The boy jerked his shoulders, but he was blushing fiercely. “Nothing to it, Lady. You get us out of here, Tymora puts us in balance.” He added quickly, “The bitch.”

“We have to talk about that,” Meisha said, looking at the gathered men. “Get everyone together, if you will. We can’t wait for Kall to find the portal. We have to try to escape on our own, and the only way out is through the Shadow Thieves.” There was restless murmuring among the men, but Meisha ignored them. “According to Talal’s brother, at least one of them has the key to activate the portal. We’re going to take it from the next party that comes through the door.”

Eyebrows soared around the circle of diggers, but Talal grinned, slapping an arm around Meisha’s neck. “What’d I tell you, boys? She’s going death-seeking again. That’s our Meisha.”

When the diggers had dispersed back to the warrens, Meisha pulled Talal aside. “I need to know about Shirva Tarlarin,” she said.

Talal looked surprised. “What about her?”

“Do you know which of Varans items she touched that set him off? Was anything found near her body?”

Talal thought for a moment. His eyes clouded. “She had one of his strings,” he said finally. “From his neck sack.”

“His neck pouch?” Meisha asked. She hadn’t expected that. Then she remembered the rings. She’d put the apprentices’ rings back in Varan’s pouch at the same time she’d been handling the sphere, just before Varan attacked her. Had Shirva Tarlarin touched the pouch too? “Is that why he killed her?” she wondered aloud.

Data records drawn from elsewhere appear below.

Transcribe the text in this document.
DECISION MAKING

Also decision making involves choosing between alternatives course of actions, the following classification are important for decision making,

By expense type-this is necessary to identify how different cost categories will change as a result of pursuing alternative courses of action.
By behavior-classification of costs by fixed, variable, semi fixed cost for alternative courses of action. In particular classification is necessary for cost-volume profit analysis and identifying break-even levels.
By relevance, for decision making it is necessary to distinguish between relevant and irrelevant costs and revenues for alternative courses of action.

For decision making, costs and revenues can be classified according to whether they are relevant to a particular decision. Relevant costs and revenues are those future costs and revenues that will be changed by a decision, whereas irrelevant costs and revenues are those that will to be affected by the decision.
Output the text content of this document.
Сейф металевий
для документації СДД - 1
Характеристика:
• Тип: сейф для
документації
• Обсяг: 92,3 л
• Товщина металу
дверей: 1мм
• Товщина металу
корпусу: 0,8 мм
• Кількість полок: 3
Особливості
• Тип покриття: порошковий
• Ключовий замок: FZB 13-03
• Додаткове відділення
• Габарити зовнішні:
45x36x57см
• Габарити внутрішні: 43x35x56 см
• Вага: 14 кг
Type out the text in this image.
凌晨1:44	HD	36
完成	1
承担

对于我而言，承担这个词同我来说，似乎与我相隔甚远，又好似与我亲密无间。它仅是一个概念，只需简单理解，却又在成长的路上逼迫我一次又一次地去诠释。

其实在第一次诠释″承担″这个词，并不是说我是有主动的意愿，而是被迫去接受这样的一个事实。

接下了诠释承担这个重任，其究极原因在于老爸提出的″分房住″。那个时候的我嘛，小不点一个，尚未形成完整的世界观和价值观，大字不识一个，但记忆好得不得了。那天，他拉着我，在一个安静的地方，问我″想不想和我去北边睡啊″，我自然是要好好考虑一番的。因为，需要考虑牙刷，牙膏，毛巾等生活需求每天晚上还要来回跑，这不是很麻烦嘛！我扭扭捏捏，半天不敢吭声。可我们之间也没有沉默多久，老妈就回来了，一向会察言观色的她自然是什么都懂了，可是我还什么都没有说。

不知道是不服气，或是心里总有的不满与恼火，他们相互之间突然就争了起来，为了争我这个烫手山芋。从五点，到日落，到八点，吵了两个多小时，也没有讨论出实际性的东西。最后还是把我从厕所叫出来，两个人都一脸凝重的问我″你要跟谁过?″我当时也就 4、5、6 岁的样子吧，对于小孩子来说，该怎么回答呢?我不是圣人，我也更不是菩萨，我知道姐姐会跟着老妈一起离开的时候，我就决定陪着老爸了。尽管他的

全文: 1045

“Don’t know, but the string was wrapped around what was left of her fingers. I think he”—the boy swallowed—“near as we could tell, he bit some of her fingers off taking it back.”

A mental picture of Varan attacking a woman with only his teeth made Meisha light-headed. She felt Talal steady her with a hand to her waist. “Why would he do it?” she asked. “He keeps nothing of great magic in there. What is he hiding?”